Joseph Stiglitz
Un autre monde. Contre le fanatisme du marché
lu par Jean-Marc Piotte
Joseph Stiglitz, Un autre monde. Contre le fanatisme du marché, Fayard, 2006
L’auteur, prix Nobel en économie pour ses recherches sur l’information incomplète et limitée qu’offre le marché, se situe dans la lignée de Keynes, contre Friedman. Son livre, dont le titre s’inspire du slogan « Un autre monde est possible » du Forum social mondial tenu à Bombay en 2004, critique la mondialisation néolibérale qui détruit l’environnement et qui accroît l’inégalité entre les riches et les pauvres, non seulement entre les pays, mais aussi dans chaque pays.
Stiglitz multiplie les exemples des malfaisances du néolibéralisme. La Chine se développe à un rythme effarant en ne respectant aucune des politiques du Fonds monétaire international, tandis que l’économie de la Russie s’est effondrée en suivant ces économistes qui déifient le marché. L’ALÉNA n’a pas empêché l’écart croissant de richesses entre les États-Unis et le Mexique, a été incapable de stimuler un développement ferme de l’économie mexicaine, tout en plongeant dans la misère les planteurs de maïs mexicains impuissants à concurrencer le maïs américain massivement subventionné. L’ALÉNA a obligé l’État mexicain, comme celui du Canada, à indemniser des entreprises américaines pour des pertes commerciales dues à des réglementations visant la protection de l’environnement et de la santé publique. L’ALÉNA n’empêche pas les multinationales américaines de contourner le libre-échange lorsque leurs intérêts sont contrecarrés, comme l’a démontré le litige sur le bois-d’œuvre. « Je l’ai vu à de multiples reprises, dit l’auteur, quand je faisais partie de l’administration Clinton. Nous portions une accusation de dumping (bien que la vente à bas prix des produits concernés fût bénéfique aux consommateurs américains) : nous étions à la fois le procureur, le juge et le jury, et les règles de la preuve auraient fait rougir le “juge” d’un “tribunal” mafieux. Les preuves sur lesquelles nous nous appuyions étaient souvent celles que présentait le concurrent américain, qui voulait balayer ses rivaux du marché (en 2000, l’amendement Byrd a donné une incitation supplémentaire : tous les droits antidumping perçus seraient renversés aux victimes – c’est-à-dire à ceux qui avaient porté plainte). Sur la base de ces informations, nous imposions à titre provisoire des droits très lourds, ce qui faisait perdre des ventes à l’exportateur et, en fait, l’expulsait du marché. Un ou deux ans plus tard, après enquête complète, nous annoncions des droits corrigés, souvent fortement revus à la baisse – mais à ce moment-là le mal était fait. »

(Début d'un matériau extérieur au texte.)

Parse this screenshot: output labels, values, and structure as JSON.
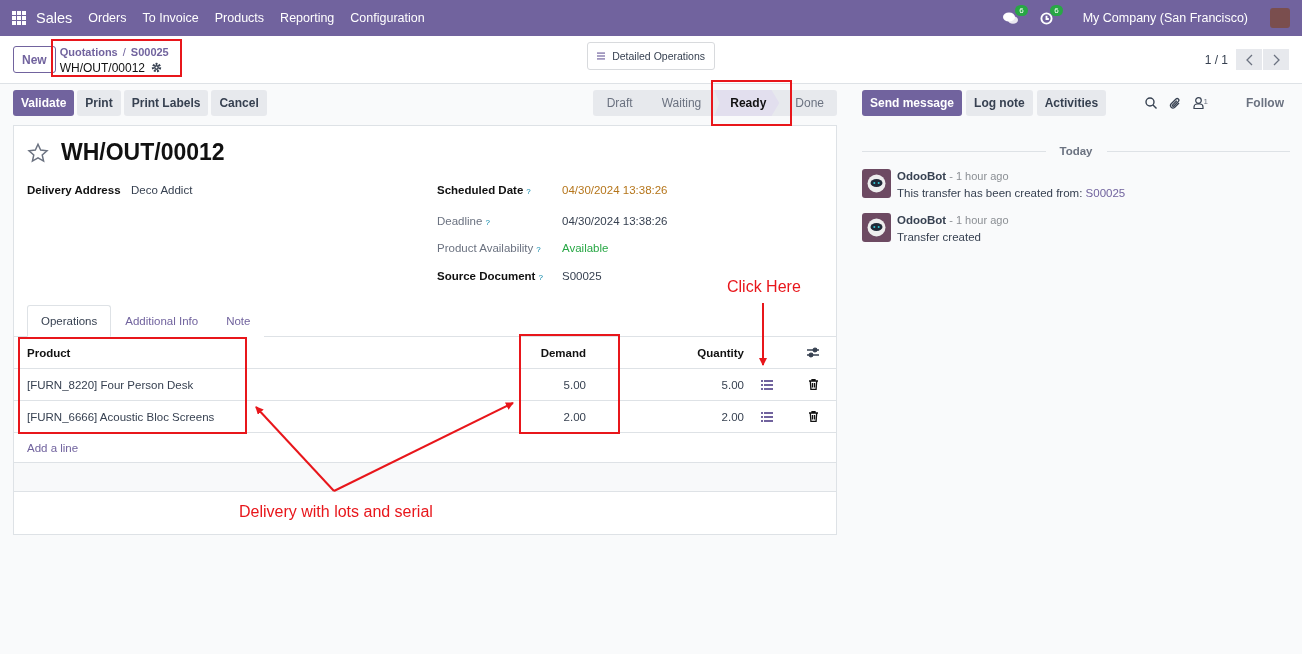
{
  "navbar": {
    "app": "Sales",
    "menu": [
      "Orders",
      "To Invoice",
      "Products",
      "Reporting",
      "Configuration"
    ],
    "messages_count": "6",
    "activities_count": "6",
    "company": "My Company (San Francisco)"
  },
  "control_panel": {
    "new_button": "New",
    "breadcrumb": {
      "parent": "Quotations",
      "separator": "/",
      "record": "S00025",
      "current": "WH/OUT/00012"
    },
    "detailed_operations": "Detailed Operations",
    "pager": "1 / 1"
  },
  "actions": [
    {
      "label": "Validate",
      "kind": "primary"
    },
    {
      "label": "Print",
      "kind": "secondary"
    },
    {
      "label": "Print Labels",
      "kind": "secondary"
    },
    {
      "label": "Cancel",
      "kind": "secondary"
    }
  ],
  "statusbar": [
    {
      "label": "Draft",
      "selected": false
    },
    {
      "label": "Waiting",
      "selected": false
    },
    {
      "label": "Ready",
      "selected": true
    },
    {
      "label": "Done",
      "selected": false
    }
  ],
  "form": {
    "title": "WH/OUT/00012",
    "starred": false,
    "left_fields": [
      {
        "label": "Delivery Address",
        "value": "Deco Addict",
        "required": true
      }
    ],
    "right_fields": [
      {
        "label": "Scheduled Date",
        "help": "?",
        "value": "04/30/2024 13:38:26",
        "required": true,
        "color": "#b5751a"
      },
      {
        "label": "Deadline",
        "help": "?",
        "value": "04/30/2024 13:38:26",
        "required": false
      },
      {
        "label": "Product Availability",
        "help": "?",
        "value": "Available",
        "required": false,
        "color": "#28a745"
      },
      {
        "label": "Source Document",
        "help": "?",
        "value": "S00025",
        "required": true
      }
    ]
  },
  "tabs": [
    {
      "label": "Operations",
      "selected": true
    },
    {
      "label": "Additional Info",
      "selected": false
    },
    {
      "label": "Note",
      "selected": false
    }
  ],
  "table": {
    "columns": [
      "Product",
      "Demand",
      "Quantity"
    ],
    "rows": [
      {
        "product": "[FURN_8220] Four Person Desk",
        "demand": "5.00",
        "quantity": "5.00"
      },
      {
        "product": "[FURN_6666] Acoustic Bloc Screens",
        "demand": "2.00",
        "quantity": "2.00"
      }
    ],
    "add_line": "Add a line"
  },
  "chatter": {
    "buttons": [
      {
        "label": "Send message",
        "kind": "primary"
      },
      {
        "label": "Log note",
        "kind": "secondary"
      },
      {
        "label": "Activities",
        "kind": "secondary"
      }
    ],
    "followers_count": "1",
    "follow": "Follow",
    "separator": "Today",
    "messages": [
      {
        "author": "OdooBot",
        "time": "- 1 hour ago",
        "text": "This transfer has been created from: ",
        "link": "S00025"
      },
      {
        "author": "OdooBot",
        "time": "- 1 hour ago",
        "text": "Transfer created"
      }
    ]
  },
  "annotations": {
    "click_here": "Click Here",
    "caption": "Delivery with lots and serial"
  }
}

L’auteur montre aussi que l’Argentine, en refusant d’honorer les remboursements de sa dette, a enchaîné trois années de croissance économique de 8 % et a finalement forcé les créanciers à accepter un règlement où ils recevaient 0.34 $ pour chaque dollar prêté. Il ne comprend pas pourquoi le Brésil de Lula n’a pas suivi la voie tracée par l’Argentine.

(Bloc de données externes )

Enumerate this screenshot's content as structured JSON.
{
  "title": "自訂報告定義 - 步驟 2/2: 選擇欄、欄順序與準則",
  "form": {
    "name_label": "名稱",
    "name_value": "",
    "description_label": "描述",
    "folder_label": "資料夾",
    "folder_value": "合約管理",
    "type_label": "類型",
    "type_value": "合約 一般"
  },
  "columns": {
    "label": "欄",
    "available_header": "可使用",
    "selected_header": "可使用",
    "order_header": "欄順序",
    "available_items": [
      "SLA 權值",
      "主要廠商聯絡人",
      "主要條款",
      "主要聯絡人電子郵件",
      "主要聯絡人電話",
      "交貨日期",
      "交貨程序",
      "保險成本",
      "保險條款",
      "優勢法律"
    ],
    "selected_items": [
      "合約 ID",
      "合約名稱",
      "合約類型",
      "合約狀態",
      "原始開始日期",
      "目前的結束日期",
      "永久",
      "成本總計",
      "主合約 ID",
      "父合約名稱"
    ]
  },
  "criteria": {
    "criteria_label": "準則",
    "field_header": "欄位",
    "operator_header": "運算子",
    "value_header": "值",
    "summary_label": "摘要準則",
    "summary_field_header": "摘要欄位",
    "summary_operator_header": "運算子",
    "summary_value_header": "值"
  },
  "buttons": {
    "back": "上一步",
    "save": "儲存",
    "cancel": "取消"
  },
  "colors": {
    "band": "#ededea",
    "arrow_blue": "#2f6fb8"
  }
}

Dans chaque chapitre consacré à un problème spécifique, dont celui sur le fardeau de la dette, Stiglitz propose un certain nombre de mesures qui permettraient une mondialisation respectueuse de l’environnement et une mondialisation qui profiterait aux pays pauvres et aux démunis de chaque pays. Mais il ne nous dit pas comment les perdants de la mondialisation néolibérale pourraient imposer aux gagnants de ce monde une politique qui ne satisferait pas étroitement leurs intérêts. Comment, par exemple, amener les États-Unis à agir autrement, eux qui ont le droit de veto sur toute décision du FMI et qui nomment, sans consultation, le président de la Banque mondiale ? L’économiste néglige d’explorer les voies politiques qui pourraient permettre un renversement du rapport de forces au plan international.